Genetic diversity and high proportion of intersubtype recombinants among HIV type 1-infected pregnant women in Kisumu, western Kenya

The high genetic diversity of HIV-1 continues to complicate effective vaccine development. To better understand the extent of genetic diversity, intersubtype recombinants and their relative contribution to the HIV epidemic in Kenya, we undertook a detailed molecular epidemiological investigation on HIV-1-infected women attending an antenatal clinic in Kisumu, Kenya.

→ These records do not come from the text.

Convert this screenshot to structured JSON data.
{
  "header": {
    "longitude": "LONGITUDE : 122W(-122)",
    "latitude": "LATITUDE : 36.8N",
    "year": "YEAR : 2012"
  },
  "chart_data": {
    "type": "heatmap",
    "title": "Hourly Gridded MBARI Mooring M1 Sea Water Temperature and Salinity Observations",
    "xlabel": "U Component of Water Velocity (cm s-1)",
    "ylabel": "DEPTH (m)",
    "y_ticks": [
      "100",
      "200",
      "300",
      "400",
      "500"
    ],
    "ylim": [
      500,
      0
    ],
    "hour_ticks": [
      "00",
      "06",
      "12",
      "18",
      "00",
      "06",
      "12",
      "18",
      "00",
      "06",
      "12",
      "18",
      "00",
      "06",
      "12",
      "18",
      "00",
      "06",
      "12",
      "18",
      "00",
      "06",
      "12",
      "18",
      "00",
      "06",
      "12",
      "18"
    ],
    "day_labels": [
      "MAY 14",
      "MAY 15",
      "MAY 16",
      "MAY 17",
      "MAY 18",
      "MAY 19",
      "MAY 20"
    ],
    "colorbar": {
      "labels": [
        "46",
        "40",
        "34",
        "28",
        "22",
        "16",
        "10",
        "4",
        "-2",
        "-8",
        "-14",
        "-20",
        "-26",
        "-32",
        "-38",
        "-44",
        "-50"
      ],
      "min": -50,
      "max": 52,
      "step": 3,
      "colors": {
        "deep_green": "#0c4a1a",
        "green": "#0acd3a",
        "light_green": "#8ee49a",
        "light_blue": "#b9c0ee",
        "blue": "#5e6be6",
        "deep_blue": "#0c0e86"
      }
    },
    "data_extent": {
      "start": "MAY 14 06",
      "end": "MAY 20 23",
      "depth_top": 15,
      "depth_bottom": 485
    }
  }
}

Analysis of gag-p24 region from 460 specimens indicated that 310 (67.4 %) were A, 94 (20.4 %) were D, 28 (6.1 %) were C, 9 (2.0 %) were A2, 8 (1.7 %) were G, and 11 (2.4 %) were unclassifiable. Analysis of the env-gp41 region revealed that 326 (70.9 %) were A, 85 (18.5 %) D, 26 (5.7 %) C, 9 (2.0 %) each of A2 and G, 4(0.9 %) unclassifiable, and 1 (0.2 %) CRF02_AG. Parallel analyses of the gag-p24 and env-gp41 regions indicated that 344 (74.8%) were concordant subtypes, while the remaining 116 (25.2%) were discordant subtypes. The most common discordant subtypes were D/A (40, 8.7%), A/D (27, 5.9 %), C/A (11, 2.4 %), and A/C (8, 1.7 %). Further analysis of a 2.1-kb fragment spanning the gag-pol region from 38 selected specimens revealed that 19 were intersubtype recombinants and majority of them were unique recombinant forms. Distribution of concordant and discordant subtypes remained fairly stable over the 4-year period (1996-2000) studied. Comparison of amino acid sequences of gag-p24 and env-gp41 regions with the subtype A consensus sequence or Kenyan candidate vaccine antigen (HIVA) revealed minor variations in the immunodominant epitopes. These data provide further evidence of high genetic diversity, with subtype A as the predominant subtype and a high proportion of intersubtype recombinants in Kenya.